The issues were obviously then the scope of such duty and whether it was breached.
After reviewing the relevant authorities, his Honour set out the following principles as to the scope of the duty:-
- the employer’s duty was not absolute;
- the measure of care that needs to be taken increases in proportion with the level of risk and harm involved;
- it was no answer that there had been few such assaults and no safety concerns expressed by other drivers – it was for the employer to consider the safety of employees;
- it was not unreasonable for the Plaintiff to attempt to defend himself and not simply hand over his takings and his own wallet given the ‘suddenness of the attack’ in which the Plaintiff was ‘effectively ambushed’ given that the assailant jumped from a bush between the bus stop and the toilet.
As to breach, his Honour said:-
- the Plaintiff must prove, by direct evidence or reasonable inference from the evidence, that the defendant unreasonably failed to take measures or adopt means which would have protected the Plaintiff from the risk of the allocated task, without unduly impeding its accomplishment;
- the Plaintiff bears the onus to prove what reasonably practicable precaution could have prevented the injury and does not establish a case simply by asserting that there ‘must be’ one. Suggestions alone are not enough and there must also be evidence of the practicability of those suggestions;
- the extent to which the proposed measures might unduly impede accomplishment, was not an additional qualification but only went to the question of whether or not it was reasonable to expect them to be carried out;
At trial, the Plaintiff’s argument boiled down to there being breach due to:-
- failing to provide a lockable area for the cash box to be stored on the bus (as they now are);
- failing to adequately check and monitor the toilet (as was also done post-accident);
Defence Counsel argued these were not reasonably practicable means of obviating the risk which existed as:-
- retrofitting cash boxes to 800 buses was prohibitively expensive – in the order of millions of dollars;
- the cost of additional lighting and clearing of all terminals and facilities was cost prohibitive and in any event the overhanging branches were not on council property.
The Plaintiff failed on the cash box point because there was no evidence that had the cash box been on the bus the Plaintiff would have avoided injury; and it failed to prove this was reasonably practicable given the cost of a retrofit.

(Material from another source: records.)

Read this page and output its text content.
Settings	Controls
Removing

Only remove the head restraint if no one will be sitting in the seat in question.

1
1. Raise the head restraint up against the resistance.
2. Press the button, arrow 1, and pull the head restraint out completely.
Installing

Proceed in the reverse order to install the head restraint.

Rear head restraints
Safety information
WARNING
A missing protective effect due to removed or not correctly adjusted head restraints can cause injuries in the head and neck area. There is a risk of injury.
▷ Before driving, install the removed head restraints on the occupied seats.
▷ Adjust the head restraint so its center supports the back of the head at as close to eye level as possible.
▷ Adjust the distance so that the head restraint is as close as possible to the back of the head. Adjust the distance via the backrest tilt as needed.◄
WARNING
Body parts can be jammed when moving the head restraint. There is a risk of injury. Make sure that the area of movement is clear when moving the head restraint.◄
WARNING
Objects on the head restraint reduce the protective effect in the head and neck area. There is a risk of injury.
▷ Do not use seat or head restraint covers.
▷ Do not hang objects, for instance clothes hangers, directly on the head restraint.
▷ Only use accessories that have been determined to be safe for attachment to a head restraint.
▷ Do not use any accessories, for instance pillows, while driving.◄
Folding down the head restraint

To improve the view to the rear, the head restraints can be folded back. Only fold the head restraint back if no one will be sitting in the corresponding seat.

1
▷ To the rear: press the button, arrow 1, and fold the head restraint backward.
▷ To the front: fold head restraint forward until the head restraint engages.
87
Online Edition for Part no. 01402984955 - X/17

However the Plaintiff succeeded on the lighting/maintenance issue with the Court noting that “the provision of adequate lighting and reduction of hiding places would have a two way effect. First, it would provide a less attractive venue for any person inclined to commit robbery. Second, in the event that such person was still inclined to commit a robbery, it provided an environment where the intended victim had much better prospects of observing the assailant earlier rather than later and thereby having the opportunity to take appropriate action… it would be reasonable to presume that criminals would be less likely to commit offences in circumstances where the chances of success are materially reduced”.
What to Take Away
This case enforces the high standard of care demanded of an employer and that if there is a relatively low cost means of reducing even a reasonable low likelihood of harm if the potential damage is severe the Court will expect such measures to be carried out.
At a practical level it highlights the utility for Defendants in first seeking full particulars of, and then calling cogent evidence as to the actual costs involved in implementing, any means of reducing risk suggested by the Plaintiff.